3. End-stage renal disease requires renal replacement therapy. Dialysis or transplantation may be indicated. Often several types of treatment may be proposed consecutively in the personal history of a given patient for instance, peritoneal dialysis first, then transplantation and back to hemodialysis in case of progressing insufficiency of the transplanted kidney along with time. ESRD is associated with ageing and comorbidities and high cardiovascular morbidity. Background mortality is particularly relevant in the context of chronic diseases and requires appropriate methodological approaches. C. Elie proposes modelling ESRD mortality, comparing excess mortality (additive model) and relative mortality (multiplicative model). A model combining these two components is then proposed. A cohort of nearly 10,000 patients who started renal replacement therapy by dialysis from 2002 to 2007 for treatment of end-stage renal disease was studied. Generalized linear models were used to modelling relative and excess mortality. The combined model was designed on the basis of Aalen additive hazard model. This study underlines the interest of developing criteria to orient the choice of the most appropriate model, either additive or multiplicative. A new approach is proposed which combines both components in the same model.
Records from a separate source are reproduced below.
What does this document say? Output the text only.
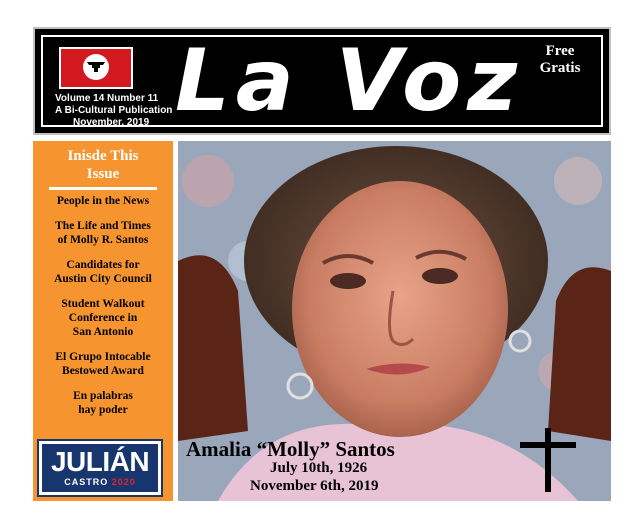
Volume 14 Number 11
A Bi-Cultural Publication
November, 2019 La Voz	Free
Gratis
Inisde This
Issue
People in the News
The Life and Times
of Molly R. Santos
Candidates for
Austin City Council
Student Walkout
Conference in
San Antonio
El Grupo Intocable
Bestowed Award
En palabras
hay poder
JULIÁN
CASTRO 2020
Amalia “Molly” Santos
July 10th, 1926
November 6th, 2019
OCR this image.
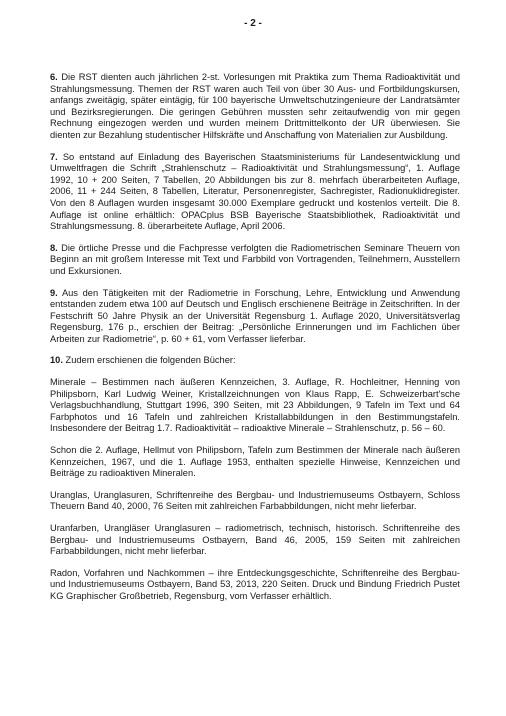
- 2 -

6. Die RST dienten auch jährlichen 2-st. Vorlesungen mit Praktika zum Thema Radioaktivität und Strahlungsmessung. Themen der RST waren auch Teil von über 30 Aus- und Fortbildungskursen, anfangs zweitägig, später eintägig, für 100 bayerische Umweltschutzingenieure der Landratsämter und Bezirksregierungen. Die geringen Gebühren mussten sehr zeitaufwendig von mir gegen Rechnung eingezogen werden und wurden meinem Drittmittelkonto der UR überwiesen. Sie dienten zur Bezahlung studentischer Hilfskräfte und Anschaffung von Materialien zur Ausbildung.

7. So entstand auf Einladung des Bayerischen Staatsministeriums für Landesentwicklung und Umweltfragen die Schrift „Strahlenschutz – Radioaktivität und Strahlungsmessung“, 1. Auflage 1992, 10 + 200 Seiten, 7 Tabellen, 20 Abbildungen bis zur 8. mehrfach überarbeiteten Auflage, 2006, 11 + 244 Seiten, 8 Tabellen, Literatur, Personenregister, Sachregister, Radionuklidregister. Von den 8 Auflagen wurden insgesamt 30.000 Exemplare gedruckt und kostenlos verteilt. Die 8. Auflage ist online erhältlich: OPACplus BSB Bayerische Staatsbibliothek, Radioaktivität und Strahlungsmessung. 8. überarbeitete Auflage, April 2006.

8. Die örtliche Presse und die Fachpresse verfolgten die Radiometrischen Seminare Theuern von Beginn an mit großem Interesse mit Text und Farbbild von Vortragenden, Teilnehmern, Ausstellern und Exkursionen.

9. Aus den Tätigkeiten mit der Radiometrie in Forschung, Lehre, Entwicklung und Anwendung entstanden zudem etwa 100 auf Deutsch und Englisch erschienene Beiträge in Zeitschriften. In der Festschrift 50 Jahre Physik an der Universität Regensburg 1. Auflage 2020, Universitätsverlag Regensburg, 176 p., erschien der Beitrag: „Persönliche Erinnerungen und im Fachlichen über Arbeiten zur Radiometrie“, p. 60 + 61, vom Verfasser lieferbar.

10. Zudem erschienen die folgenden Bücher:

Minerale – Bestimmen nach äußeren Kennzeichen, 3. Auflage, R. Hochleitner, Henning von Philipsborn, Karl Ludwig Weiner, Kristallzeichnungen von Klaus Rapp, E. Schweizerbart'sche Verlagsbuchhandlung, Stuttgart 1996, 390 Seiten, mit 23 Abbildungen, 9 Tafeln im Text und 64 Farbphotos und 16 Tafeln und zahlreichen Kristallabbildungen in den Bestimmungstafeln. Insbesondere der Beitrag 1.7. Radioaktivität – radioaktive Minerale – Strahlenschutz, p. 56 – 60.

Schon die 2. Auflage, Hellmut von Philipsborn, Tafeln zum Bestimmen der Minerale nach äußeren Kennzeichen, 1967, und die 1. Auflage 1953, enthalten spezielle Hinweise, Kennzeichen und Beiträge zu radioaktiven Mineralen.

Uranglas, Uranglasuren, Schriftenreihe des Bergbau- und Industriemuseums Ostbayern, Schloss Theuern Band 40, 2000, 76 Seiten mit zahlreichen Farbabbildungen, nicht mehr lieferbar.

Uranfarben, Urangläser Uranglasuren – radiometrisch, technisch, historisch. Schriftenreihe des Bergbau- und Industriemuseums Ostbayern, Band 46, 2005, 159 Seiten mit zahlreichen Farbabbildungen, nicht mehr lieferbar.

Radon, Vorfahren und Nachkommen – ihre Entdeckungsgeschichte, Schriftenreihe des Bergbau- und Industriemuseums Ostbayern, Band 53, 2013, 220 Seiten. Druck und Bindung Friedrich Pustet KG Graphischer Großbetrieb, Regensburg, vom Verfasser erhältlich.
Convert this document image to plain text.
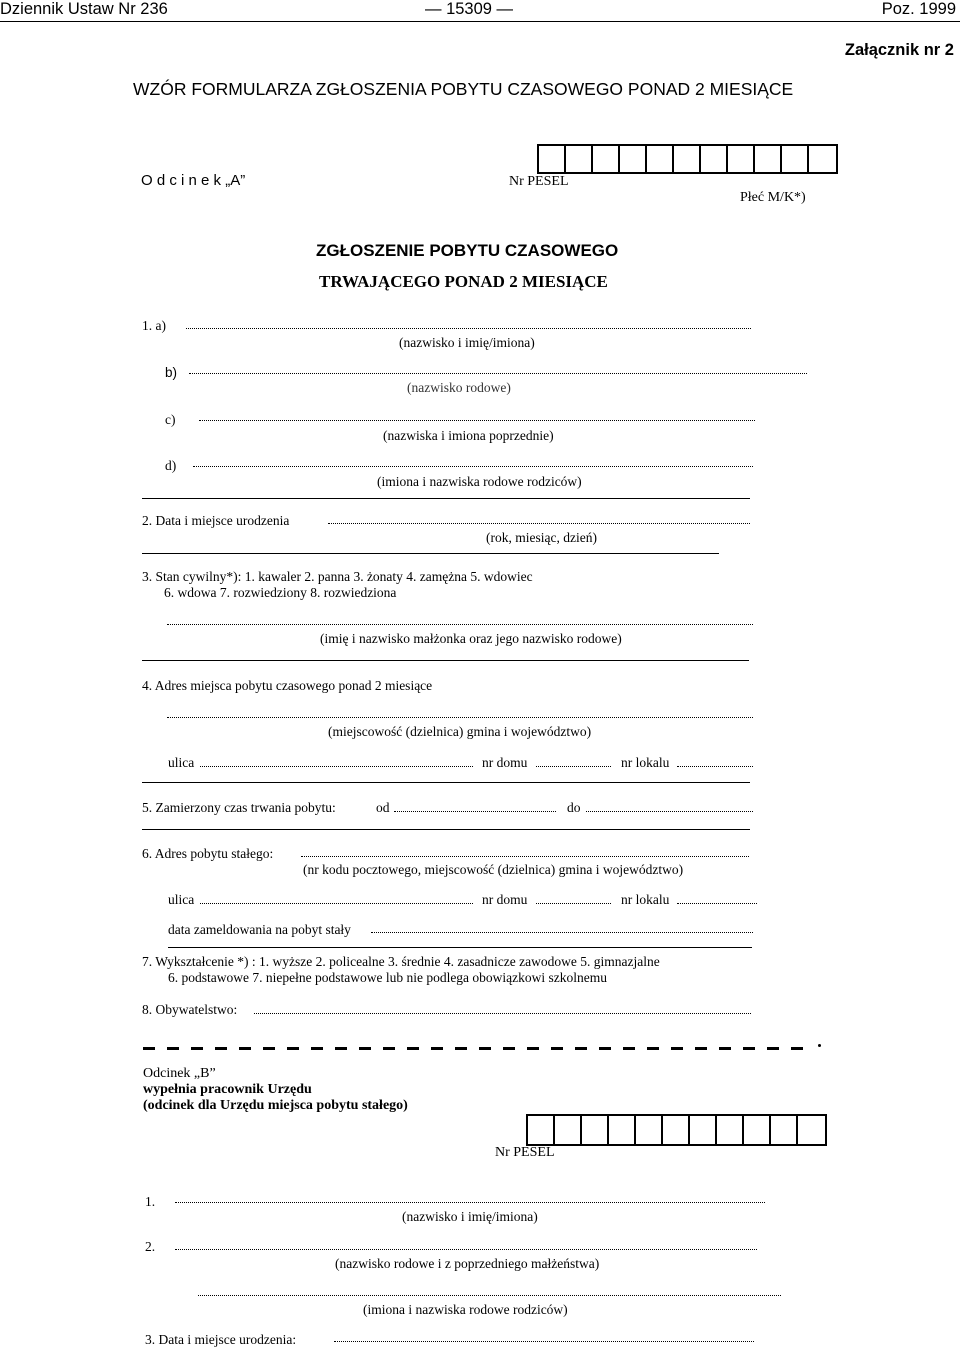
Dziennik Ustaw Nr 236	— 15309 —	Poz. 1999
Załącznik nr 2
WZÓR FORMULARZA ZGŁOSZENIA POBYTU CZASOWEGO PONAD 2 MIESIĄCE
O d c i n e k „A”	Nr PESEL
Płeć M/K*)
ZGŁOSZENIE POBYTU CZASOWEGO
TRWAJĄCEGO PONAD 2 MIESIĄCE
1. a)
(nazwisko i imię/imiona)
b)
(nazwisko rodowe)
c)
(nazwiska i imiona poprzednie)
d)
(imiona i nazwiska rodowe rodziców)
2. Data i miejsce urodzenia
(rok, miesiąc, dzień)
3. Stan cywilny*): 1. kawaler 2. panna 3. żonaty 4. zamężna 5. wdowiec
6. wdowa 7. rozwiedziony 8. rozwiedziona
(imię i nazwisko małżonka oraz jego nazwisko rodowe)
4. Adres miejsca pobytu czasowego ponad 2 miesiące
(miejscowość (dzielnica) gmina i województwo)
ulica	nr domu	nr lokalu
5. Zamierzony czas trwania pobytu:	od	do
6. Adres pobytu stałego:
(nr kodu pocztowego, miejscowość (dzielnica) gmina i województwo)
ulica	nr domu	nr lokalu
data zameldowania na pobyt stały
7. Wykształcenie *) : 1. wyższe 2. policealne 3. średnie 4. zasadnicze zawodowe 5. gimnazjalne
6. podstawowe 7. niepełne podstawowe lub nie podlega obowiązkowi szkolnemu
8. Obywatelstwo:
Odcinek „B”
wypełnia pracownik Urzędu
(odcinek dla Urzędu miejsca pobytu stałego)
Nr PESEL
1.
(nazwisko i imię/imiona)
2.
(nazwisko rodowe i z poprzedniego małżeństwa)
(imiona i nazwiska rodowe rodziców)
3. Data i miejsce urodzenia:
4. If we concentrate the problematic on kidney transplant recipients, the excellent one year graft survival rate in kidney transplantation, due to the introduction of new drugs and new strategies after surgery, has led to a new challenge: the development of early surrogate endpoints for long-term graft survival. The first difficulty is the possibility of two terminal failures: back to dialysis in case of graft rejection, or patient death. These two events may be differentially correlated with surrogate markers. The second difficulty is the impossibility to discriminate deaths dependent on the transplantation itself from independent causes. In order to solve these difficulties, Y. Foucher proposed to develop the ROC theory in the context of two competing failure times with a relative survival part for the mortality modelling. The analysis was performed on the basis of the French data bank of kidney transplant patients (DIVAT). Moreover, in this study, he showed that this new marker predicts the long-term graft survival better than classical markers such as creatinine clearance.

Paul Landais (MD PhD) is epidemiologist and nephrologist at Paris Descartes University, Necker Enfants Malades hospital and created the national Renal Epidemiology and Information Network (REIN), which registers all the French patients entering ESRD with their follow-up.
Léa Fortunato (PhD) is Research Associate, Division of Epidemiology, Public Health and Primary Care, Imperial College, London, UK.
Caroline Elie (MD BSc) is research fellow of biostatistics and clinical research at Paris Descartes University.
Yohann Foucher (PhD) is biostatistician. His PhD degree was directed by Pr JP. Daurès Montpellier University, France. He is today involved in renal transplantation research and modelling at the Institute for transplantation and transplantation research (ITERT) at Nantes University, France.